In the piece, Timothée says:
My favorite movie is James White by Josh Mond, and it’s a testament to the filmmaking that I couldn’t tell where the filmmaking was. It felt like watching a man’s journey. Josh has his finger on what it is to be alive now. You keep seeing stories told with similar tropes, and that, as a viewer, is what’s scariest to me. I’m not worried about being bad in anything, because I know I’ll be bad in things, and that’s fine. But what scares me is being boring, and being part of stories I feel too familiar with, or being cynical for the sake of being cynical.
The last sentence should be re-read by some of Call Me by Your Name's nastier gay critics.

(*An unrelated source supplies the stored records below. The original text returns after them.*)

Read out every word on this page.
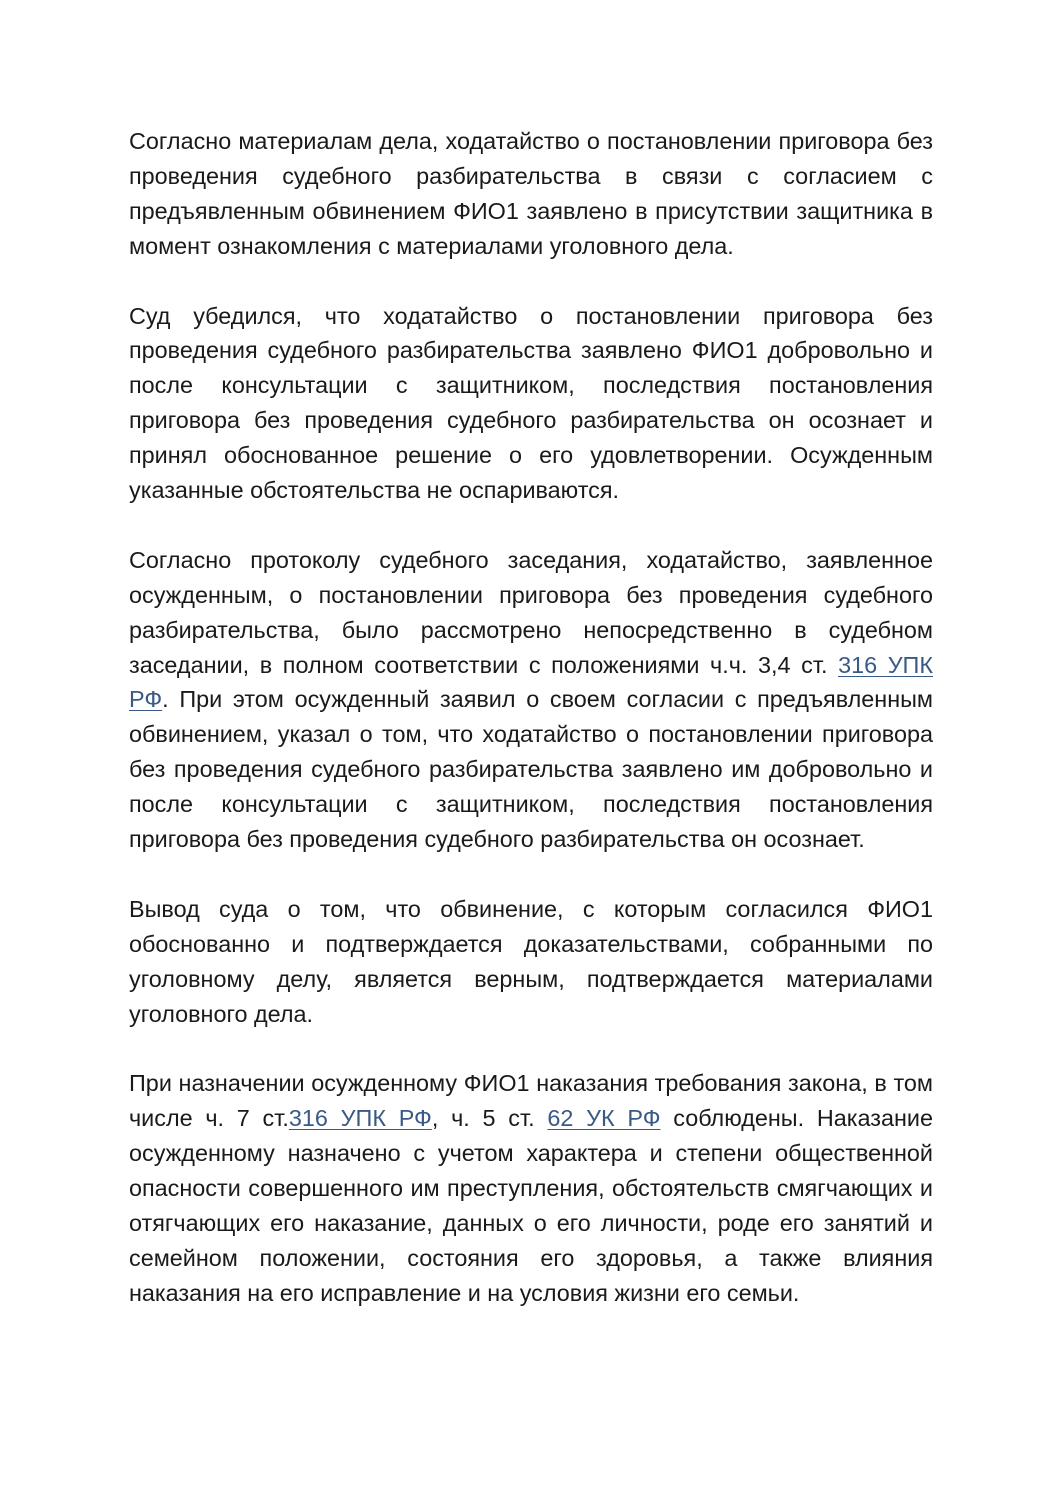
Согласно материалам дела, ходатайство о постановлении приговора без проведения судебного разбирательства в связи с согласием с предъявленным обвинением ФИО1 заявлено в присутствии защитника в момент ознакомления с материалами уголовного дела.

Суд убедился, что ходатайство о постановлении приговора без проведения судебного разбирательства заявлено ФИО1 добровольно и после консультации с защитником, последствия постановления приговора без проведения судебного разбирательства он осознает и принял обоснованное решение о его удовлетворении. Осужденным указанные обстоятельства не оспариваются.

Согласно протоколу судебного заседания, ходатайство, заявленное осужденным, о постановлении приговора без проведения судебного разбирательства, было рассмотрено непосредственно в судебном заседании, в полном соответствии с положениями ч.ч. 3,4 ст. 316 УПК РФ. При этом осужденный заявил о своем согласии с предъявленным обвинением, указал о том, что ходатайство о постановлении приговора без проведения судебного разбирательства заявлено им добровольно и после консультации с защитником, последствия постановления приговора без проведения судебного разбирательства он осознает.

Вывод суда о том, что обвинение, с которым согласился ФИО1 обоснованно и подтверждается доказательствами, собранными по уголовному делу, является верным, подтверждается материалами уголовного дела.

При назначении осужденному ФИО1 наказания требования закона, в том числе ч. 7 ст.316 УПК РФ, ч. 5 ст. 62 УК РФ соблюдены. Наказание осужденному назначено с учетом характера и степени общественной опасности совершенного им преступления, обстоятельств смягчающих и отягчающих его наказание, данных о его личности, роде его занятий и семейном положении, состояния его здоровья, а также влияния наказания на его исправление и на условия жизни его семьи.
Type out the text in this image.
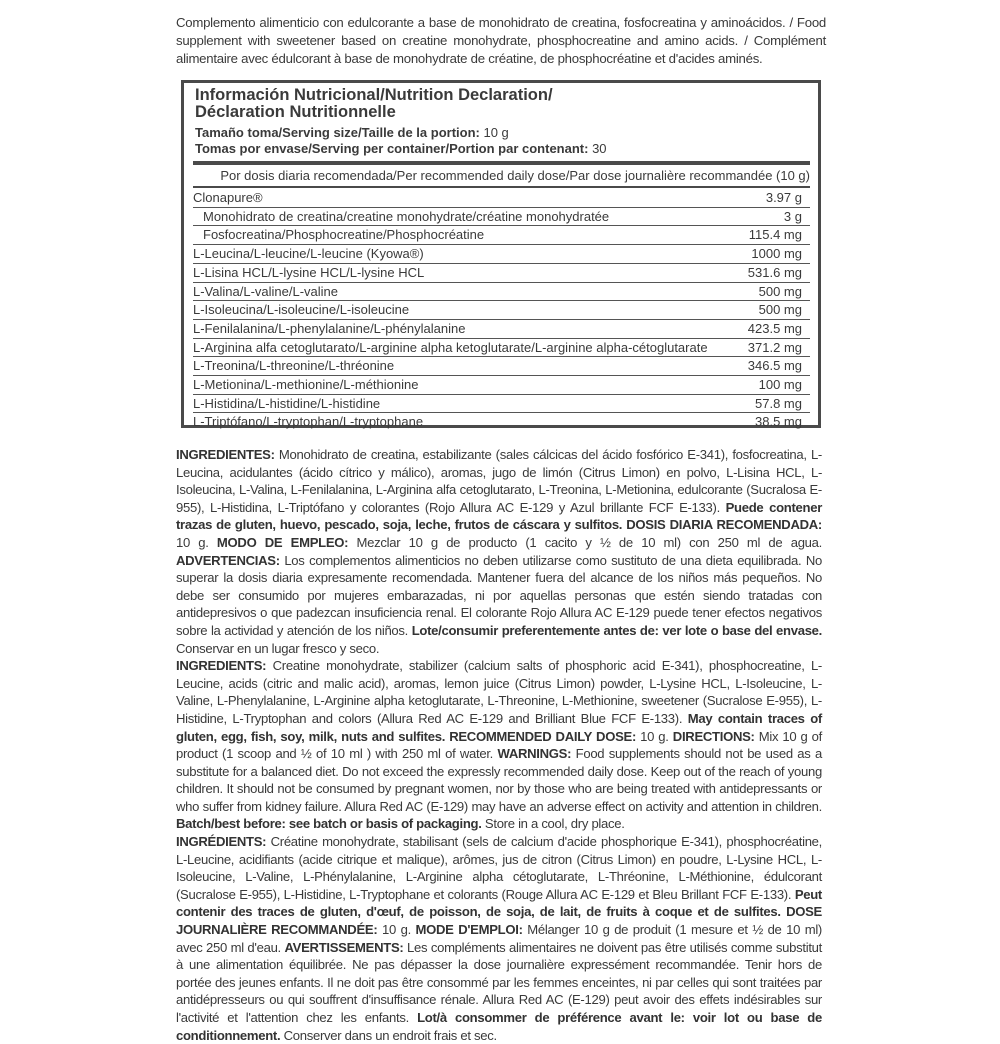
Complemento alimenticio con edulcorante a base de monohidrato de creatina, fosfocreatina y aminoácidos. / Food supplement with sweetener based on creatine monohydrate, phosphocreatine and amino acids. / Complément alimentaire avec édulcorant à base de monohydrate de créatine, de phosphocréatine et d'acides aminés.
Información Nutricional/Nutrition Declaration/
Déclaration Nutritionnelle
Tamaño toma/Serving size/Taille de la portion: 10 g
Tomas por envase/Serving per container/Portion par contenant: 30
Por dosis diaria recomendada/Per recommended daily dose/Par dose journalière recommandée (10 g)
Clonapure®	3.97 g
Monohidrato de creatina/creatine monohydrate/créatine monohydratée	3 g
Fosfocreatina/Phosphocreatine/Phosphocréatine	115.4 mg
L-Leucina/L-leucine/L-leucine (Kyowa®)	1000 mg
L-Lisina HCL/L-lysine HCL/L-lysine HCL	531.6 mg
L-Valina/L-valine/L-valine	500 mg
L-Isoleucina/L-isoleucine/L-isoleucine	500 mg
L-Fenilalanina/L-phenylalanine/L-phénylalanine	423.5 mg
L-Arginina alfa cetoglutarato/L-arginine alpha ketoglutarate/L-arginine alpha-cétoglutarate	371.2 mg
L-Treonina/L-threonine/L-thréonine	346.5 mg
L-Metionina/L-methionine/L-méthionine	100 mg
L-Histidina/L-histidine/L-histidine	57.8 mg
L-Triptófano/L-tryptophan/L-tryptophane	38.5 mg

INGREDIENTES: Monohidrato de creatina, estabilizante (sales cálcicas del ácido fosfórico E-341), fosfocreatina, L-Leucina, acidulantes (ácido cítrico y málico), aromas, jugo de limón (Citrus Limon) en polvo, L-Lisina HCL, L-Isoleucina, L-Valina, L-Fenilalanina, L-Arginina alfa cetoglutarato, L-Treonina, L-Metionina, edulcorante (Sucralosa E-955), L-Histidina, L-Triptófano y colorantes (Rojo Allura AC E-129 y Azul brillante FCF E-133). Puede contener trazas de gluten, huevo, pescado, soja, leche, frutos de cáscara y sulfitos. DOSIS DIARIA RECOMENDADA: 10 g. MODO DE EMPLEO: Mezclar 10 g de producto (1 cacito y ½ de 10 ml) con 250 ml de agua. ADVERTENCIAS: Los complementos alimenticios no deben utilizarse como sustituto de una dieta equilibrada. No superar la dosis diaria expresamente recomendada. Mantener fuera del alcance de los niños más pequeños. No debe ser consumido por mujeres embarazadas, ni por aquellas personas que estén siendo tratadas con antidepresivos o que padezcan insuficiencia renal. El colorante Rojo Allura AC E-129 puede tener efectos negativos sobre la actividad y atención de los niños. Lote/consumir preferentemente antes de: ver lote o base del envase. Conservar en un lugar fresco y seco.

INGREDIENTS: Creatine monohydrate, stabilizer (calcium salts of phosphoric acid E-341), phosphocreatine, L-Leucine, acids (citric and malic acid), aromas, lemon juice (Citrus Limon) powder, L-Lysine HCL, L-Isoleucine, L-Valine, L-Phenylalanine, L-Arginine alpha ketoglutarate, L-Threonine, L-Methionine, sweetener (Sucralose E-955), L-Histidine, L-Tryptophan and colors (Allura Red AC E-129 and Brilliant Blue FCF E-133). May contain traces of gluten, egg, fish, soy, milk, nuts and sulfites. RECOMMENDED DAILY DOSE: 10 g. DIRECTIONS: Mix 10 g of product (1 scoop and ½ of 10 ml ) with 250 ml of water. WARNINGS: Food supplements should not be used as a substitute for a balanced diet. Do not exceed the expressly recommended daily dose. Keep out of the reach of young children. It should not be consumed by pregnant women, nor by those who are being treated with antidepressants or who suffer from kidney failure. Allura Red AC (E-129) may have an adverse effect on activity and attention in children. Batch/best before: see batch or basis of packaging. Store in a cool, dry place.

INGRÉDIENTS: Créatine monohydrate, stabilisant (sels de calcium d'acide phosphorique E-341), phosphocréatine, L-Leucine, acidifiants (acide citrique et malique), arômes, jus de citron (Citrus Limon) en poudre, L-Lysine HCL, L-Isoleucine, L-Valine, L-Phénylalanine, L-Arginine alpha cétoglutarate, L-Thréonine, L-Méthionine, édulcorant (Sucralose E-955), L-Histidine, L-Tryptophane et colorants (Rouge Allura AC E-129 et Bleu Brillant FCF E-133). Peut contenir des traces de gluten, d'œuf, de poisson, de soja, de lait, de fruits à coque et de sulfites. DOSE JOURNALIÈRE RECOMMANDÉE: 10 g. MODE D'EMPLOI: Mélanger 10 g de produit (1 mesure et ½ de 10 ml) avec 250 ml d'eau. AVERTISSEMENTS: Les compléments alimentaires ne doivent pas être utilisés comme substitut à une alimentation équilibrée. Ne pas dépasser la dose journalière expressément recommandée. Tenir hors de portée des jeunes enfants. Il ne doit pas être consommé par les femmes enceintes, ni par celles qui sont traitées par antidépresseurs ou qui souffrent d'insuffisance rénale. Allura Red AC (E-129) peut avoir des effets indésirables sur l'activité et l'attention chez les enfants. Lot/à consommer de préférence avant le: voir lot ou base de conditionnement. Conserver dans un endroit frais et sec.
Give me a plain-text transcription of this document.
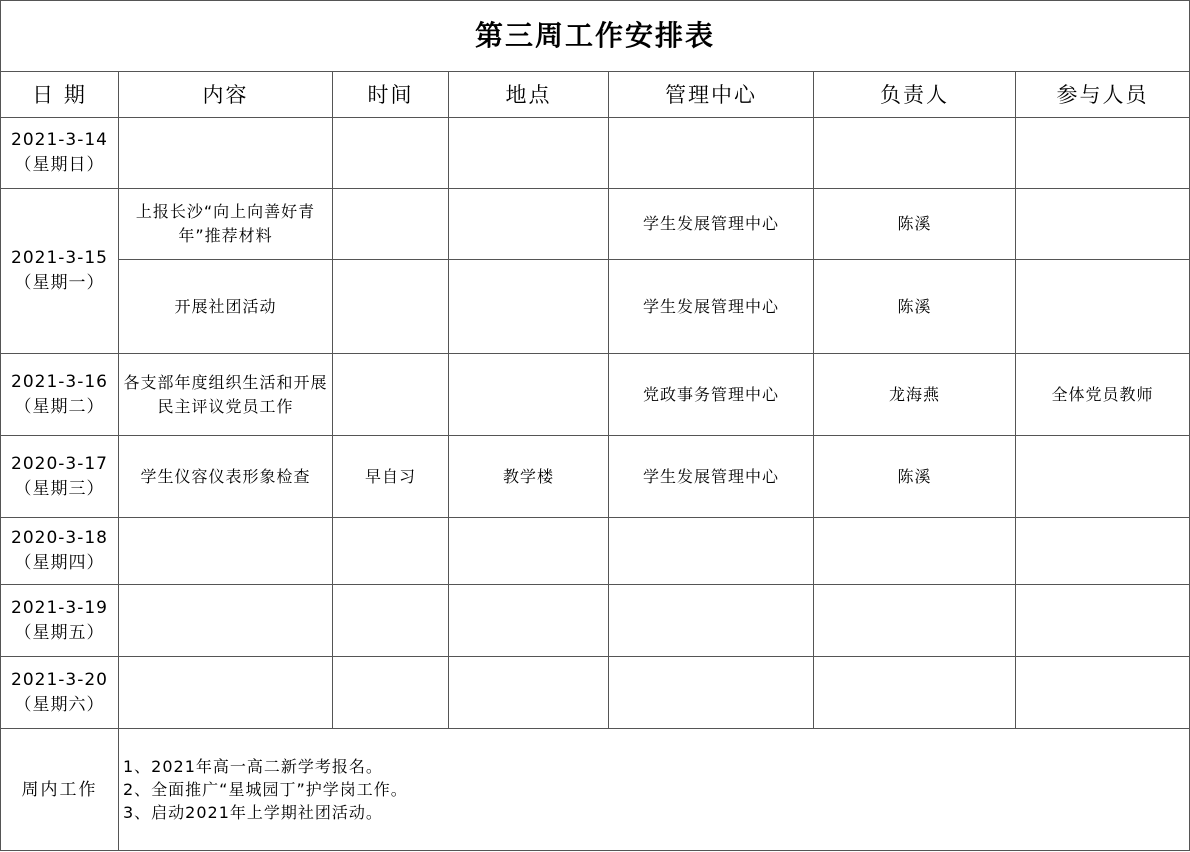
第三周工作安排表						
日 期	内容	时间	地点	管理中心	负责人	参与人员

2021-3-14
（星期日）						

2021-3-15
（星期一）	上报长沙“向上向善好青年”推荐材料			学生发展管理中心	陈溪	
	开展社团活动			学生发展管理中心	陈溪	

2021-3-16
（星期二）	各支部年度组织生活和开展民主评议党员工作			党政事务管理中心	龙海燕	全体党员教师

2020-3-17
（星期三）	学生仪容仪表形象检查	早自习	教学楼	学生发展管理中心	陈溪	

2020-3-18
（星期四）						

2021-3-19
（星期五）						

2021-3-20
（星期六）						

周内工作	1、2021年高一高二新学考报名。
2、全面推广“星城园丁”护学岗工作。
3、启动2021年上学期社团活动。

He also talks about his chemistry with Armie Hammer, saying:
I wish everybody could hang out with Armie, because our relationship, the way it blossomed when we first met, was so conducive and helpful to what it is in the movie. I was way more inexperienced, and I knew seconds after meeting Armie that I was in the best hands. He’s an instinctual caretaker, which is part of his incredible performance in the film: his character wants to succumb to his love and desire for another human being, but also doesn’t want to hurt him. It’s best epitomized in this scene towards the end where I’m sleeping in bed, before the farewell at the train station. Oliver sits on the bed next to Elio and you see about 6,000 emotions go across Armie’s face: love, empathy, regret, and fear. There’s so much Armie in that moment; so much love there. We were also in Luca’s hands—this movie is Luca’s baby. Truer to this experience than in any movie I’ve been in, it felt like, hey, we gotta be into the director, but we gotta be into each other...
More here.
Meanwhile, Chalamet was also interviewed by out artist Frank Ocean for the same issue.
Ocean has raved about CMBYN. Here, he gets some terrific quotes out of the newly minted star:
FO Which school of thought are you in: that what you do is kind of in you, like a gift, this thing you’re really good at? Or, do you feel like whatever you decided to do and really believed in, you would’ve been good at?
TC I think I have to go with the first. I had this feeling I couldn’t not act and yet to get there I really needed teachers, and one teacher in particular, to make me comfortable with failing. To be bad and get over it—that opened the floodgates. I did a play in New York when I was 15, after this really difficult but ultimately helpful sophomore year in high school; that’s when it kind of took off for me. I’m also really passionate about music. I want to pursue other things creatively, not so much music, but definitely writing and directing. I’m going to be very, very patient about that. The dream as an actor is to be economically self-sustainable and what this year has been is beyond that now. I’m getting a creative license of sorts.